Pierre Magnol (1638–1715), professor of botany and director of the botanical garden of Montpellier, had occasion to meet Ray and present to him his concept of Familia. The families that Magnol proposed are still being used.

Joseph Pitton de Tournefort (1656–1708), a friend of Magnol, introduced the modern concept of genus, which he defined as the basic unit of classification, considering species to be varieties of genus. This generic concept was taken up by Linnaeus. Tournefort grouped 10,000 species into 700 genera and 22 classes. His classification is mainly based on the corolla, as was recommended by Auguste Quirinus Rivinus, Bachmann in German (1652–1723). He used the concepts of “Apetales”, “Monopetales” (= Gamopetales or Sympetalae), and “Polypetales” (= Dialypetalae). His system was strictly dichotomic. He attached little importance to the number of cotyledons.

Until the Renaissance, use and environment were considered the primary factors for plant classification. To this were added a certain number of morphological characters from the 16th century onward, thanks to the invention and development of the microscope. In the 17th century, Ray recommended the use of the largest possible number of characters. Thus, before Linnaeus, the modern concepts of Cryptogams and of Monocotyledons and Dicotyledons were established, as well as the bases of the binomial nomenclature (G. Bauhin) and the notions of family (Magnol), genus (Tournefort), and species (Ray).

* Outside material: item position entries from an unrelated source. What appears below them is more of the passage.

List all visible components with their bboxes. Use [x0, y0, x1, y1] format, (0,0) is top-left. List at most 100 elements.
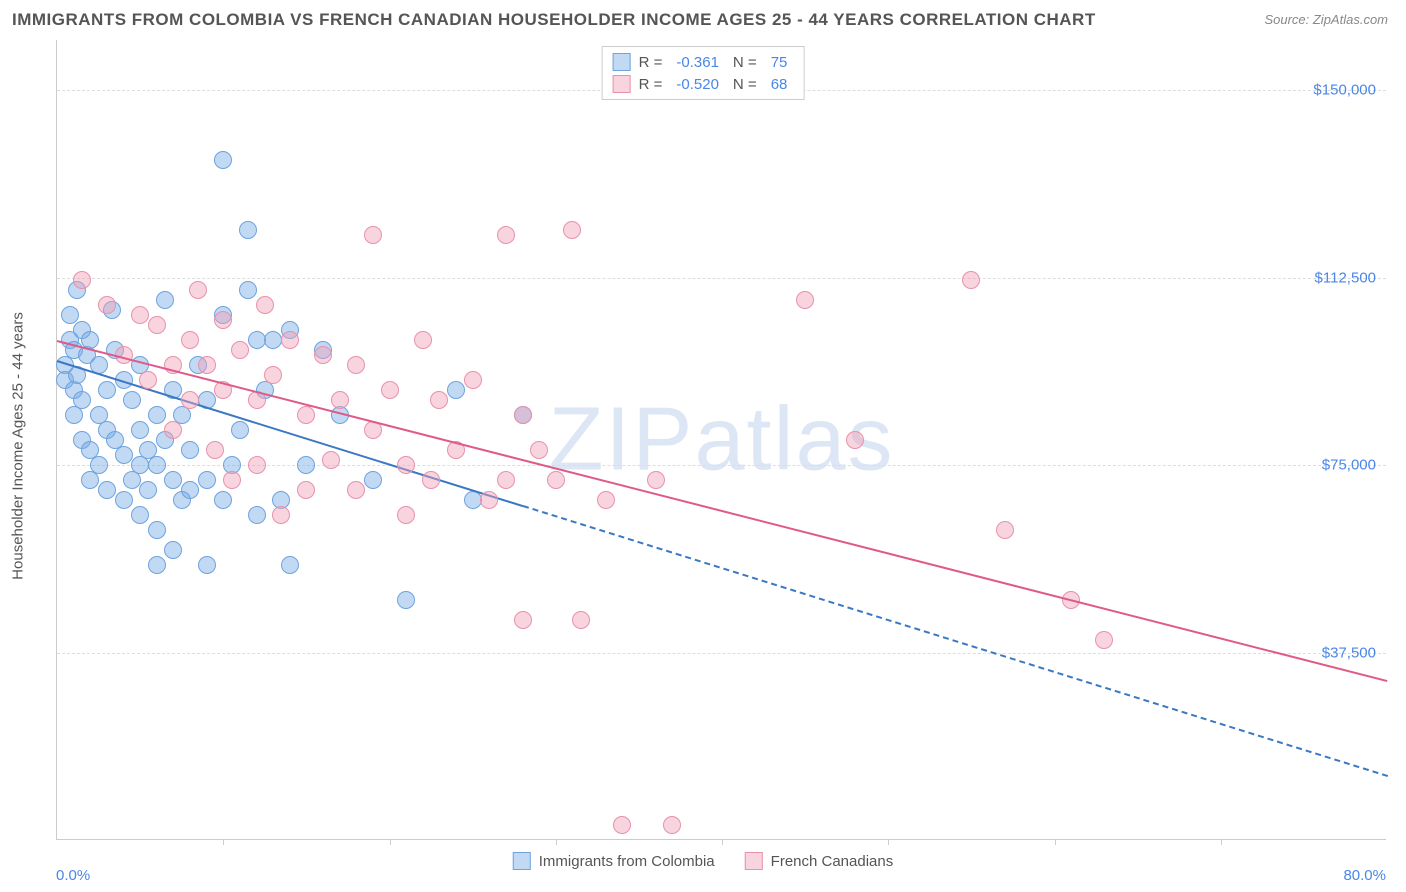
scatter-point: [314, 346, 332, 364]
scatter-point: [497, 471, 515, 489]
scatter-point: [962, 271, 980, 289]
legend-swatch-0: [613, 53, 631, 71]
scatter-point: [115, 446, 133, 464]
scatter-point: [364, 471, 382, 489]
scatter-point: [73, 271, 91, 289]
scatter-point: [1095, 631, 1113, 649]
scatter-point: [347, 356, 365, 374]
watermark: ZIPatlas: [548, 388, 894, 491]
scatter-point: [148, 521, 166, 539]
scatter-point: [148, 556, 166, 574]
scatter-point: [239, 281, 257, 299]
scatter-point: [663, 816, 681, 834]
scatter-point: [90, 456, 108, 474]
scatter-point: [98, 296, 116, 314]
scatter-point: [297, 481, 315, 499]
scatter-point: [297, 406, 315, 424]
scatter-point: [214, 311, 232, 329]
scatter-point: [397, 591, 415, 609]
regression-line-dashed: [522, 505, 1387, 777]
scatter-point: [148, 316, 166, 334]
scatter-point: [198, 556, 216, 574]
scatter-point: [181, 441, 199, 459]
scatter-point: [364, 226, 382, 244]
scatter-point: [231, 421, 249, 439]
legend-series-label-0: Immigrants from Colombia: [539, 853, 715, 870]
y-tick-label: $150,000: [1313, 82, 1376, 99]
scatter-point: [297, 456, 315, 474]
source-label: Source: ZipAtlas.com: [1264, 12, 1388, 27]
y-tick-label: $75,000: [1322, 457, 1376, 474]
scatter-point: [73, 391, 91, 409]
scatter-point: [281, 556, 299, 574]
scatter-point: [422, 471, 440, 489]
scatter-point: [181, 481, 199, 499]
scatter-point: [281, 331, 299, 349]
x-tick-mark: [556, 839, 557, 845]
y-tick-label: $112,500: [1315, 269, 1376, 286]
legend-n-label: N =: [733, 54, 757, 71]
legend-r-label: R =: [639, 76, 663, 93]
scatter-point: [264, 366, 282, 384]
scatter-point: [214, 491, 232, 509]
scatter-point: [164, 471, 182, 489]
scatter-point: [248, 331, 266, 349]
scatter-point: [98, 481, 116, 499]
scatter-point: [347, 481, 365, 499]
scatter-point: [430, 391, 448, 409]
scatter-point: [198, 356, 216, 374]
scatter-point: [115, 491, 133, 509]
scatter-point: [156, 291, 174, 309]
x-tick-mark: [1055, 839, 1056, 845]
scatter-point: [131, 421, 149, 439]
scatter-point: [272, 506, 290, 524]
chart-title: IMMIGRANTS FROM COLOMBIA VS FRENCH CANAD…: [12, 10, 1096, 30]
scatter-point: [547, 471, 565, 489]
scatter-point: [647, 471, 665, 489]
x-axis-max-label: 80.0%: [1343, 867, 1386, 884]
scatter-point: [148, 406, 166, 424]
scatter-point: [322, 451, 340, 469]
legend-swatch-bottom-0: [513, 852, 531, 870]
scatter-point: [198, 471, 216, 489]
legend-r-value-1: -0.520: [676, 76, 719, 93]
scatter-point: [846, 431, 864, 449]
scatter-point: [514, 406, 532, 424]
scatter-point: [397, 506, 415, 524]
x-tick-mark: [722, 839, 723, 845]
scatter-point: [597, 491, 615, 509]
scatter-point: [189, 281, 207, 299]
scatter-point: [98, 381, 116, 399]
scatter-point: [464, 371, 482, 389]
scatter-point: [214, 151, 232, 169]
scatter-point: [381, 381, 399, 399]
scatter-point: [572, 611, 590, 629]
scatter-point: [181, 331, 199, 349]
scatter-point: [514, 611, 532, 629]
scatter-point: [148, 456, 166, 474]
x-tick-mark: [390, 839, 391, 845]
y-axis-title: Householder Income Ages 25 - 44 years: [10, 312, 27, 580]
legend-series: Immigrants from Colombia French Canadian…: [513, 852, 893, 870]
scatter-point: [563, 221, 581, 239]
legend-r-value-0: -0.361: [676, 54, 719, 71]
scatter-point: [447, 381, 465, 399]
legend-swatch-bottom-1: [745, 852, 763, 870]
scatter-point: [139, 371, 157, 389]
scatter-point: [231, 341, 249, 359]
x-tick-mark: [888, 839, 889, 845]
legend-swatch-1: [613, 75, 631, 93]
scatter-point: [164, 541, 182, 559]
scatter-point: [131, 506, 149, 524]
correlation-chart: IMMIGRANTS FROM COLOMBIA VS FRENCH CANAD…: [0, 0, 1406, 892]
scatter-point: [497, 226, 515, 244]
scatter-point: [613, 816, 631, 834]
y-tick-label: $37,500: [1322, 644, 1376, 661]
legend-series-item-1: French Canadians: [745, 852, 894, 870]
x-tick-mark: [223, 839, 224, 845]
legend-n-label: N =: [733, 76, 757, 93]
scatter-point: [223, 471, 241, 489]
legend-stats-row-1: R = -0.520 N = 68: [613, 73, 794, 95]
scatter-point: [264, 331, 282, 349]
legend-n-value-1: 68: [771, 76, 788, 93]
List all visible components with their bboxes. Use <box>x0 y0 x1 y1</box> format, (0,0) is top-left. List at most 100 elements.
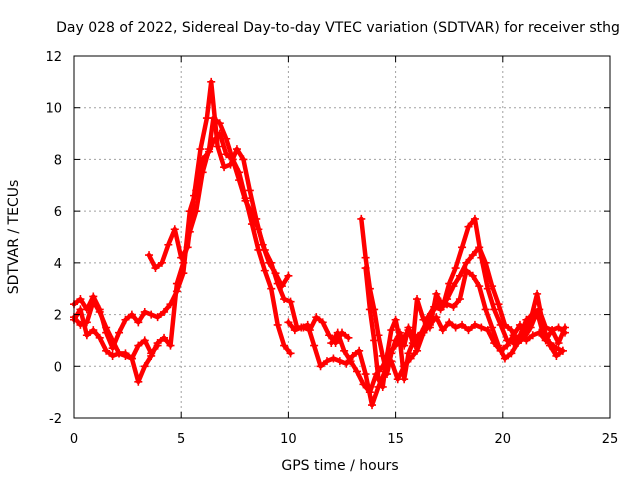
data-point <box>327 339 336 348</box>
data-point <box>449 282 458 291</box>
series-line <box>71 131 351 351</box>
chart-title: Day 028 of 2022, Sidereal Day-to-day VTE… <box>56 20 620 36</box>
data-point <box>500 320 509 329</box>
y-tick-label: 2 <box>54 309 62 324</box>
data-point <box>451 264 460 273</box>
data-point <box>205 145 214 154</box>
data-point <box>108 336 117 345</box>
plot-frame <box>73 55 611 419</box>
data-point <box>340 346 349 355</box>
data-point <box>378 362 387 371</box>
data-point <box>346 357 355 366</box>
data-point <box>312 313 321 322</box>
series-line <box>146 79 291 289</box>
data-point <box>271 269 280 278</box>
tick-layer: 0 5 10 15 20 25 -2 0 2 4 6 8 10 12 <box>45 50 618 447</box>
data-point <box>378 382 387 391</box>
data-point <box>458 243 467 252</box>
data-point <box>438 326 447 335</box>
data-point <box>483 326 492 335</box>
data-point <box>140 307 149 316</box>
data-point <box>359 380 368 389</box>
data-point <box>526 323 535 332</box>
y-tick-label: 10 <box>45 102 62 117</box>
data-point <box>481 305 490 314</box>
data-point <box>483 284 492 293</box>
data-point <box>344 333 353 342</box>
data-point <box>284 318 293 327</box>
data-point <box>89 326 98 335</box>
data-point <box>183 243 192 252</box>
series-layer <box>70 77 569 410</box>
data-point <box>147 310 156 319</box>
data-point <box>365 388 374 397</box>
data-point <box>404 349 413 358</box>
grid-layer <box>74 56 610 418</box>
data-point <box>500 354 509 363</box>
data-point <box>372 370 381 379</box>
y-tick-label: 0 <box>54 360 62 375</box>
data-point <box>445 279 454 288</box>
data-point <box>475 282 484 291</box>
data-point <box>303 320 312 329</box>
series-track-a <box>70 129 353 353</box>
data-point <box>533 289 542 298</box>
data-point <box>494 341 503 350</box>
data-point <box>391 341 400 350</box>
x-tick-label: 0 <box>70 432 78 447</box>
data-point <box>490 305 499 314</box>
data-point <box>436 305 445 314</box>
data-point <box>241 194 250 203</box>
data-point <box>284 271 293 280</box>
data-point <box>153 341 162 350</box>
series-track-h <box>327 243 567 397</box>
data-point <box>488 323 497 332</box>
data-point <box>387 357 396 366</box>
y-axis-title: SDTVAR / TECUs <box>6 180 22 295</box>
data-point <box>325 331 334 340</box>
data-point <box>286 297 295 306</box>
data-point <box>432 313 441 322</box>
data-point <box>235 168 244 177</box>
series-markers <box>145 77 293 291</box>
data-point <box>213 142 222 151</box>
y-tick-label: -2 <box>49 412 62 427</box>
data-point <box>361 370 370 379</box>
data-point <box>528 331 537 340</box>
x-tick-label: 15 <box>387 432 404 447</box>
data-point <box>76 305 85 314</box>
data-point <box>179 258 188 267</box>
data-point <box>494 300 503 309</box>
data-point <box>316 362 325 371</box>
data-point <box>127 354 136 363</box>
x-tick-label: 10 <box>280 432 297 447</box>
data-point <box>365 305 374 314</box>
data-point <box>121 315 130 324</box>
data-point <box>170 225 179 234</box>
data-point <box>153 313 162 322</box>
data-point <box>140 362 149 371</box>
data-point <box>140 336 149 345</box>
data-point <box>273 320 282 329</box>
data-point <box>458 320 467 329</box>
data-point <box>157 258 166 267</box>
series-line <box>71 307 160 361</box>
data-point <box>102 346 111 355</box>
data-point <box>449 302 458 311</box>
data-point <box>370 336 379 345</box>
data-point <box>445 318 454 327</box>
y-tick-label: 8 <box>54 153 62 168</box>
data-point <box>423 313 432 322</box>
data-point <box>160 307 169 316</box>
data-point <box>202 114 211 123</box>
data-point <box>507 349 516 358</box>
data-point <box>102 323 111 332</box>
data-point <box>220 163 229 172</box>
data-point <box>145 251 154 260</box>
data-point <box>539 331 548 340</box>
data-point <box>398 336 407 345</box>
data-point <box>552 344 561 353</box>
data-point <box>355 346 364 355</box>
data-point <box>127 310 136 319</box>
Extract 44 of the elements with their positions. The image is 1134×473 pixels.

Linnaeus magnificently assimilated the data of his predecessors. The incomparable influence of his work lies in, among other things, a masterful integration of the data of the past. Until then species were described by short Latin phrases of a few words, called polynomials. Linnaeus desired to name all the existing minerals, plants, and animals. He used this polynomial system in Species Plantarum (1753), making an innovation that would be the basis of the modern binomial nomenclature: in the margin of the polynomial descriptions of each species in the Species Plantarum, he added a summary made up of a single word that, combined with the generic name, would give a two-word abbreviation (binomial) of the polynomial description. The modern nomenclatural system was born. An example is the daisy called Bellis scapo nudo unifloro or Bellis sylvestris minor according to authors before 1753. These names are polynomials. In Species Plantarum, Linnaeus called it Bellis perennis, a scientific name that it still goes by.

Linnaeus wrote three encyclopaedic works in botany:

With Species Plantarum, Linnaeus became the first author of a world flora, a gigantic work combining all the botanical information available at the time. In addition, the work represented the point of departure for modern nomenclature of most plants.

Until that time, and for Linnaeus as well, living nature was a fixed and definitive divine creation. The essentia had been created once and for all during the events cited in Genesis, or by a divine original impulse described by Aristotle and the Ancients. For Linnaeus, who was directly influenced by Aristotle, one essentia, i.e., any group of similar organisms, was distinguished from another essentia by differentia. The definitio is the description of the essentia. Thus, the binomial nomenclature precisely reflects the generic essentia reduced to a single word, the genus name, to which is added another single word, the species epithet, indicating the specific differentia. This type of artificial classification, essentialist and fixed, reached its peak with Linnaeus and his disciples (Thunberg and Willdenow).